Please tell us more! I think this is going to be revolutionary. Today you have a choice between either the telco (dsl) or the cable company. This will be the beginning of the triopoly.
I'm in Dallas Texas and apparently TXU is stringing fiber in a couple of neighborhoods right now. This is the biggest thing to hit telecom since dsl was introduced! Please let us know how the service is and please do some speed tests. I'm extremely interested in how this evolves.
Do you know how far your connection runs over the powerlines? Is there fiber on the utility poll outsude your house? I'd like to know how much they have to build out so I can get an idea of what their pentration will be like? I've heard there are 20,000 people in Cincinatti using this service.
I hope they deploy this in Dallas soon!

Dax
@current.net

Dax

Anon

Current Service

I saw somebody ask some questions about the Current service. The fiber typically comes into the street but not necessarily to the closest pole to a house.

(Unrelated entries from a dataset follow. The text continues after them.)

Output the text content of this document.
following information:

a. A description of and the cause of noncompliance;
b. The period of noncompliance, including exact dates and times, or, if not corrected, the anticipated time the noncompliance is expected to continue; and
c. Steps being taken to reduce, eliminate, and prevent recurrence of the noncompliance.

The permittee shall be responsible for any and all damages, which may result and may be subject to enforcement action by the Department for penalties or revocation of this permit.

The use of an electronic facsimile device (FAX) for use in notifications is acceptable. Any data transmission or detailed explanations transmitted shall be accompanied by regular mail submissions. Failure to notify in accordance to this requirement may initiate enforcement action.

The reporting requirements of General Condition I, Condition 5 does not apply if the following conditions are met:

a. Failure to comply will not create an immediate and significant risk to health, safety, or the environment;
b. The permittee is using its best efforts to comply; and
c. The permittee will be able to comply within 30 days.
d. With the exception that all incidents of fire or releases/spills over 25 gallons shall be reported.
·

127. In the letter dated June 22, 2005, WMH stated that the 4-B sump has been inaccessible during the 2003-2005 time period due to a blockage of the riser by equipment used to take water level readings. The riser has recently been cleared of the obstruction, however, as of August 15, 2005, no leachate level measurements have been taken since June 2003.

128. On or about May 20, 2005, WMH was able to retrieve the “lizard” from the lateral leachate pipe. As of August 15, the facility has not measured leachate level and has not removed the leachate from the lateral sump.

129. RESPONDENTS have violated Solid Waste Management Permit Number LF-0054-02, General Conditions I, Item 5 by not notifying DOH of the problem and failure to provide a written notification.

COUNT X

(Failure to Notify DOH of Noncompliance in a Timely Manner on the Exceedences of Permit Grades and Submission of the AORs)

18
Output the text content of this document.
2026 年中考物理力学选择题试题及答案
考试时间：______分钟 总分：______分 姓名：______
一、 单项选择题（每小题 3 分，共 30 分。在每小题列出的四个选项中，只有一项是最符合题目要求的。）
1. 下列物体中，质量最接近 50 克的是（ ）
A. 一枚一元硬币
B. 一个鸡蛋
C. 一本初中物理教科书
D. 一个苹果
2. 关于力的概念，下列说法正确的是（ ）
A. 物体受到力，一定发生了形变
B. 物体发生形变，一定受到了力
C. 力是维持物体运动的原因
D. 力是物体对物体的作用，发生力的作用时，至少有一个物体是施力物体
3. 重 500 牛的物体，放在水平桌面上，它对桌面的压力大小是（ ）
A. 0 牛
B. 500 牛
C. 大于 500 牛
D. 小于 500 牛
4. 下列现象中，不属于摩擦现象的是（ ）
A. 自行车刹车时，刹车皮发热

The modem in the house talks to a a street device called a bridge. The modem - bridge communication uses the HomePlug standard. The bridge connects between the home supply lines and the medium-voltage distribution lines (usually the wires further up the poles). Several bridge devices will talk to the same backhaul point via the medium-voltage distribution lines and the backhaul device then connects to the fiber.

One major issue I have noticed with Current in Cincinnati. Their routing is *badly* broken. They issue private IPs (usually 10.x.x.x) to devices even if you get a static IP from them. The public IP is NATted to the 10.x.x.x number. The problem is that if you run (say) a web server on a static IP other Current users will be UNABLE to connect to your public service using the public IP. They can connect using the 10.x.x.x number but not the public IP. Non-Current users can connect fine using the public IP. I used to think that this problem only affected Current users connecting via the same street bridge but the problem seems to be wider than that.

Current's techs said that this is a "feature" not a "fault". Yeah - right! Now grow up and configure your network properly!. Using NAT was sucky enough but if you can't configure it correctly then fire your architect and hire somebody who can do it properly!